1096 — Improving Weight in Veterans with Serious Mental Illness: A Randomized Controlled Trial of Computerized Weight Services with Peer Coaches
Young AS, Greater Los Angeles VA & UCLA; Cohen AN, Greater Los Angeles VA & UCLA; Goldberg R, Baltimore VA & University of Maryland; Kreyenbuhl J, Baltimore VA & University of Maryland; Hellemann G, UCLA; Whelan F, UCLA;
Veterans with serious mental illness have high rates of obesity and related medical problems, and die years prematurely, most commonly from cardiovascular disease. Guidelines recommend specialized, in-person psychoeducational interventions, and these result in weight loss in efficacy trials with motivated patients. In usual practice, these interventions are rarely provided, and patient retention is low. Barriers to providing high quality, proactive care in this population include limitations in patient cognition and motivation, and insufficient clinician resources to provide these very time-intensive interventions. We studied whether barriers could be addressed with computerized provision of diet and exercise education and decision support, combined with motivation and support from peer coaches at mental health clinics.

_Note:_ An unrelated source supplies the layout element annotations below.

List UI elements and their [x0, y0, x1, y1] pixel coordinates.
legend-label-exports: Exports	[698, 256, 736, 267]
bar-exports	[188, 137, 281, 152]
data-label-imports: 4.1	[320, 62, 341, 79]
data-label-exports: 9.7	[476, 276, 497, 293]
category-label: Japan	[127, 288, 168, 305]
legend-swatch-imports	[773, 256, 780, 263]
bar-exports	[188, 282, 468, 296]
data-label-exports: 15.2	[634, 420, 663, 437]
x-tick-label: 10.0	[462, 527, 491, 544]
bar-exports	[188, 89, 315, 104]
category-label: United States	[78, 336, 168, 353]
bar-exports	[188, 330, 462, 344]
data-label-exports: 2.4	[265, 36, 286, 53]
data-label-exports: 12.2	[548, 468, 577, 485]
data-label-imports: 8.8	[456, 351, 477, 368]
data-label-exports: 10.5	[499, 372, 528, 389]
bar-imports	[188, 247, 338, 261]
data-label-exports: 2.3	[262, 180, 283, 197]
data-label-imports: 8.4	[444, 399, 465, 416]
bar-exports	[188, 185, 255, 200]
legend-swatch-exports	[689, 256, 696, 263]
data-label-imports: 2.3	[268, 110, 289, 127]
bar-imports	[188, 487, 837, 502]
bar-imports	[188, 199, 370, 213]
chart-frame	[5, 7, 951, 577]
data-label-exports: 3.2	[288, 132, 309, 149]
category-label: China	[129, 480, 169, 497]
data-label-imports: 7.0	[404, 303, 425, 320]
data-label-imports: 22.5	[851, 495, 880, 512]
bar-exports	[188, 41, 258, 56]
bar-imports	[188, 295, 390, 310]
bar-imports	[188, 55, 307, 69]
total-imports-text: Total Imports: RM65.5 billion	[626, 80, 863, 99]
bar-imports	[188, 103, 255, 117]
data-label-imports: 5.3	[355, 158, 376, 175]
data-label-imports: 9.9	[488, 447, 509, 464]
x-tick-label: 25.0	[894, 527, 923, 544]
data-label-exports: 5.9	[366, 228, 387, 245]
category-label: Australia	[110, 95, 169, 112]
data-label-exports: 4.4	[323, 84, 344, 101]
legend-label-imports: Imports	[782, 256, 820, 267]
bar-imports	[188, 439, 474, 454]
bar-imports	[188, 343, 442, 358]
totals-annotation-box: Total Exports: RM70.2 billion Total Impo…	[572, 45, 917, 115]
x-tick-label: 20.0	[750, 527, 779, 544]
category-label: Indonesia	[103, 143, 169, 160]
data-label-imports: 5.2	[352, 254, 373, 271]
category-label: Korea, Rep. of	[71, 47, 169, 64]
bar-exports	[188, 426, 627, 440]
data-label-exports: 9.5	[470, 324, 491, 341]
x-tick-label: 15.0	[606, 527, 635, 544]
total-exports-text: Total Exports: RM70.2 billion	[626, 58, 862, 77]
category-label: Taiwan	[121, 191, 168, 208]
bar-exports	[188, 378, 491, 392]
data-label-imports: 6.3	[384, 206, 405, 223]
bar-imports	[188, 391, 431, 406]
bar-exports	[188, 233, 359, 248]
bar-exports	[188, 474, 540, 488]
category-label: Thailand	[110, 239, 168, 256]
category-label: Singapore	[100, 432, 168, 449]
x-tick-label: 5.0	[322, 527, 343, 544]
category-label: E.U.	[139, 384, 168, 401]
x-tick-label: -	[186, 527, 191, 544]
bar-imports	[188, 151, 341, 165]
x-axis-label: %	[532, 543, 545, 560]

Randomized, controlled study with overweight Veterans with serious mental illness. 276 patients were recruited from Veterans Affairs mental health clinics. Patients were randomized to 1) online weight management with peer coaching, 2) in-person clinician-led weight services, or 3) care as usual. Online weight management included 30 computerized modules plus weekly telephonic peer coaching. The computer application provided audio and text-based education, video, pedometer tracking, goal setting, homework, diet plans, and quizzes. Coaching was delivered by individuals with lived experience with mental illness using motivational interviewing. A mixed measures repeated model predicted Body Mass Index (BMI) at 6 months.
In obese patients, there was a significant group by time interaction (F = 3.4, p = .03). The online and peer coaching group had weight loss averaging 0.8 +/- 0.2 BMI points (5 pounds; p < .01). No change was seen in care as usual (p = .42) or in-person services (p = .57). No effect was seen in patients with BMI < 30. 21% of patients completed the on-line program compared to 0% completing all in-person groups (chi-sq = 19.7; p < .0001).
On-line weight management with peer supports can provide educational content and decision support that is tailored to individuals, convenient, and patient-centered. It produces weight loss, enhances motivation, and may have greater effectiveness than clinician-led services.
Integration of peers and technology into care is well received and can effectively support services for vulnerable Veterans. Marginal costs are low, and this approach is amenable to broad dissemination.